Au lendemain de la suspension du procureur général Eddy Narcisse Minang, une société chinoise se retrouve malgré elle au cœur du débat. COVEC-Gabon, entreprise de construction d’infrastructures légalement enregistrée au Gabon, a publié ce 12 juin 2026 un communiqué pour dissocier formellement son litige civil en cours de la procédure disciplinaire engagée contre le magistrat.

COVEC-Gabon s’en défend. Eddy Narcisse Minang, procureur général suspendu, ne dit rien et s’en remet visiblement aux institutions. © Linkedin

 

Dans les heures ayant suivi la révélation de la suspension d’Eddy Narcisse Minang, plusieurs médias gabonais, dont GabonReview, avaient évoqué parmi les éléments déclencheurs de cette procédure «une affaire financière de 4 milliards de francs CFA impliquant des hommes d’affaires chinois». COVEC-Gabon  qui n’a nullement été cité, confirme aujourd’hui que cette mention renvoie bien à un litige civil qui la concerne, tout en réfutant catégoriquement tout lien avec la suspension du procureur général.

Un litige commercial, rien de plus

Les faits, tels que présentés par la société, sont les suivants. COVEC-Gabon entretenait une relation de coopération avec un partenaire local gabonais. Ce partenaire n’ayant pas honoré ses engagements, les deux parties ont conclu un accord de règlement à l’amiable, soldé par le versement du montant convenu. L’affaire semblait close.

Elle ne l’était pas. Le partenaire en question a ultérieurement saisi le tribunal de commerce de Libreville, réclamant, en violation de l’accord signé, des sommes supplémentaires importantes, tant à la société qu’à son directeur général à titre personnel. Dans ce cadre, une saisie conservatoire a été obtenue sur une partie des fonds détenus par COVEC-Gabon auprès de l’UGB. La société a fait appel du jugement défavorable et déposé une plainte pénale pour escroquerie et chantage contre son ancien partenaire.

Un démenti sans ambiguïté

Sur le fond, COVEC-Gabon est catégorique : «Notre société n’a jamais, à aucun moment, sous quelque forme que ce soit, ni par l’intermédiaire d’un tiers, versé de pot-de-vin à M. Minang ou à aucun autre magistrat gabonais.» La société affirme que la suspension du procureur général «n’a aucun lien» avec son litige civil et s’oppose fermement à toute association entre les deux affaires dans le traitement médiatique.

Cette mise au point intervient dans un contexte sensible.
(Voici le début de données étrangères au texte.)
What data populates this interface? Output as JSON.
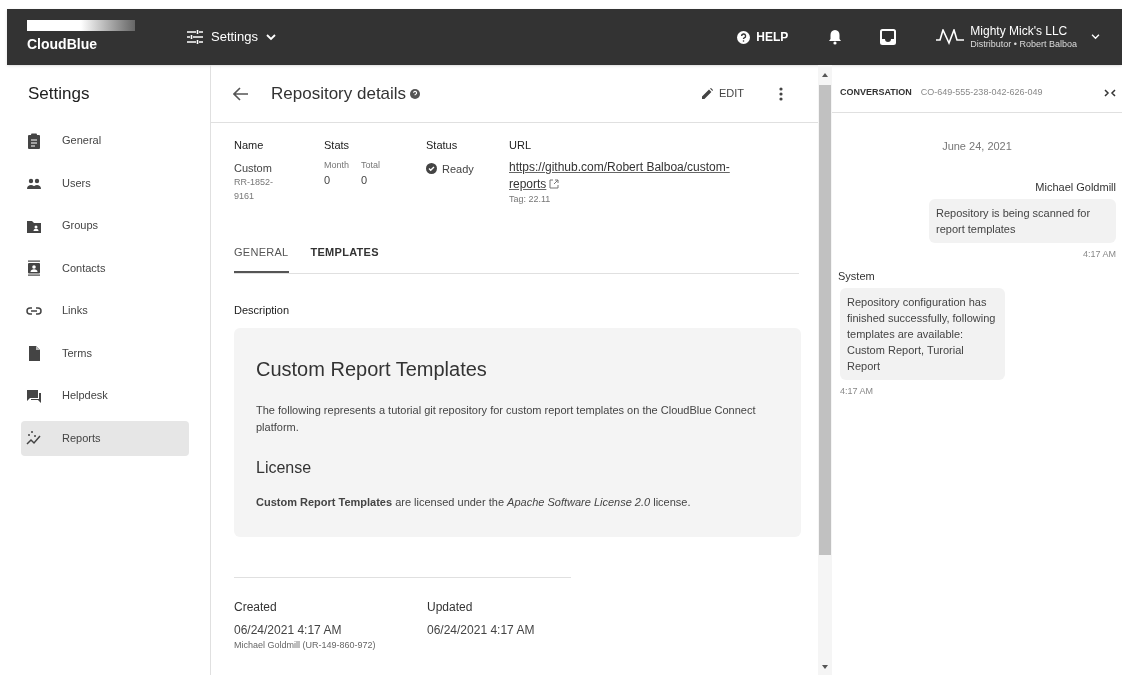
{
  "topbar": {
    "logo": "CloudBlue",
    "module": "Settings",
    "help": "HELP",
    "account": {
      "name": "Mighty Mick's LLC",
      "subtitle": "Distributor • Robert Balboa"
    }
  },
  "sidebar": {
    "title": "Settings",
    "items": [
      {
        "label": "General",
        "selected": false
      },
      {
        "label": "Users",
        "selected": false
      },
      {
        "label": "Groups",
        "selected": false
      },
      {
        "label": "Contacts",
        "selected": false
      },
      {
        "label": "Links",
        "selected": false
      },
      {
        "label": "Terms",
        "selected": false
      },
      {
        "label": "Helpdesk",
        "selected": false
      },
      {
        "label": "Reports",
        "selected": true
      }
    ]
  },
  "header": {
    "title": "Repository details",
    "edit": "EDIT"
  },
  "details": {
    "name_label": "Name",
    "name": "Custom",
    "id": "RR-1852-9161",
    "stats_label": "Stats",
    "month_label": "Month",
    "month": "0",
    "total_label": "Total",
    "total": "0",
    "status_label": "Status",
    "status": "Ready",
    "url_label": "URL",
    "url": "https://github.com/Robert Balboa/custom-reports",
    "tag": "Tag: 22.11"
  },
  "tabs": [
    {
      "label": "GENERAL",
      "selected": true
    },
    {
      "label": "TEMPLATES",
      "selected": false
    }
  ],
  "description": {
    "label": "Description",
    "heading": "Custom Report Templates",
    "text": "The following represents a tutorial git repository for custom report templates on the CloudBlue Connect platform.",
    "license_heading": "License",
    "license_text": "**Custom Report Templates** are licensed under the *Apache Software License 2.0* license."
  },
  "footer": {
    "created_label": "Created",
    "created": "06/24/2021 4:17 AM",
    "created_by": "Michael Goldmill (UR-149-860-972)",
    "updated_label": "Updated",
    "updated": "06/24/2021 4:17 AM"
  },
  "conversation": {
    "title": "CONVERSATION",
    "id": "CO-649-555-238-042-626-049",
    "date": "June 24, 2021",
    "messages": [
      {
        "sender": "Michael Goldmill",
        "text": "Repository is being scanned for report templates",
        "time": "4:17 AM",
        "kind": "outgoing"
      },
      {
        "sender": "System",
        "text": "Repository configuration has finished successfully, following templates are available: Custom Report, Turorial Report",
        "time": "4:17 AM",
        "kind": "incoming"
      }
    ]
  }
}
La coopération sino-gabonaise, pilier des grands chantiers d’infrastructure du pays, est régulièrement scrutée. COVEC-Gabon, qui rappelle son engagement de longue date dans la construction au Gabon, dit vouloir préserver «un environnement commercial juste, transparent et fondé sur l’état de droit».

Ce que l’affaire Minang retient

La suspension conservatoire d’Eddy Narcisse Minang, non démentie jusqu’ici, reposerait sur plusieurs dossiers distincts. Le communiqué de COVEC-Gabon permet désormais de préciser la nature de l’un d’eux : il ne s’agit pas, ici, d’une affaire de corruption au sens strict. Une nuance que la société chinoise tenait manifestement à établir, autant pour sa réputation que pour la clarté du dossier.

Le communiqué de COVEC-Gabon a le mérite de la clarté : un litige civil est un litige civil, une procédure disciplinaire est une procédure disciplinaire. En prenant publiquement la parole, la société chinoise referme une parenthèse ouverte par la précipitation médiatique, dissipe une confusion, et remet chaque affaire à sa juste place, sans bien entendu clore quoi que ce soit sur le fond.

Pour le reste (la procédure disciplinaire, l’hypothétique Conseil de discipline du 22 juin, l’éventuelle saisine du Conseil supérieur de la Magistrature), il appartiendra aux institutions de statuer, en leur temps et selon leurs règles.